According to a new study, published in the Journal of Happiness Studies, people who rate themselves as the happiest are more likely to share a certain gene. Researchers claim that this holds true for countries as far apart as Ghana and Colombia, yet to boil a nation's emotional state down to a single section of our DNA seems highly simplistic, to say the least.
For the study, researchers used data from the World Values Survey (WVS) gathered between 2000 and 2014. The WVS is a global research project itself, looking into peoples’ values and beliefs, and how they change over time and in response to what. From this, they figured out the average percentage of people who reported to be “very happy” from countries around the world, and then looked at climatic data, prevalence of disease, World Bank economic data, and population genetics. According to the researchers, they found a “strong correlation” between the happiness of a nation and the prevalence of a particular variant of the fatty acid amide hydrolase, or “FAAH,” gene.
This, they say, prevents the breakdown of a particular chemical, anandamide, known to enhance “sensory pleasure” while helping to “reduce pain.” Those countries that have populations with the highest proportion of the gene variant also report themselves to be the happiest. These countries are widely distributed around the world, from Ghana and Nigeria in West Africa, to Mexico and Colombia in Latin America, to Sweden in Northern Europe. At the other end of the scale were Middle Eastern countries such as Jordan and Iraq, and the East Asian nations of China and Thailand.
A graph showing the apparent relationship between the FAAH gene variant and happiness. Minkov and Harris Bond, 2016.

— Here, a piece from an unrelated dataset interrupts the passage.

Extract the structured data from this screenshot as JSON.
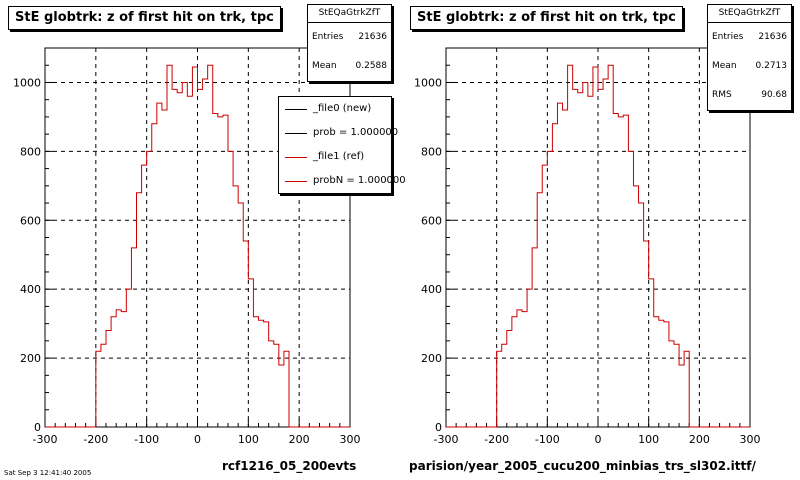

To attempt to boil down something so subjective and variable to a single gene is a vast oversimplification. Even attributes you might think would be quite straightforward genetically speaking, such as height, are thought to be influenced by many different genes, so to suggest that something as complex as happiness might be down to one seems unlikely. There are many confounding factors that could be influencing whether or not a person in a certain country during a certain time reports themselves as being happy or not.
Even the researchers themselves admit that there are quite a few limitations to the study. Even though those in Russia and Eastern Europe had a high prevalence of the gene within their population, their reported happiness was still very low.
They say that economic wealth, politics, and disease did not significantly influence a nation's happiness, yet then go on to state that politics and economics did cause “fluctuations” in how satisfied the countries were. They even use an example of how happiness in Rwanda has been steadily increasing since the 1994 genocide. Presumably that isn’t to do with an increase in the FAAH gene within the population.
Perhaps unsurprisingly, this isn’t even the first time that researchers have claimed to have found a “happiness gene.” An earlier study from 2011, however, puts it down to a different section of one's DNA, this time a gene called 5-HTT. If you have two copies of this, the researchers claimed, you’re twice as likely to say you’re satisfied with your life.
As always, things are much more complex than they may seem.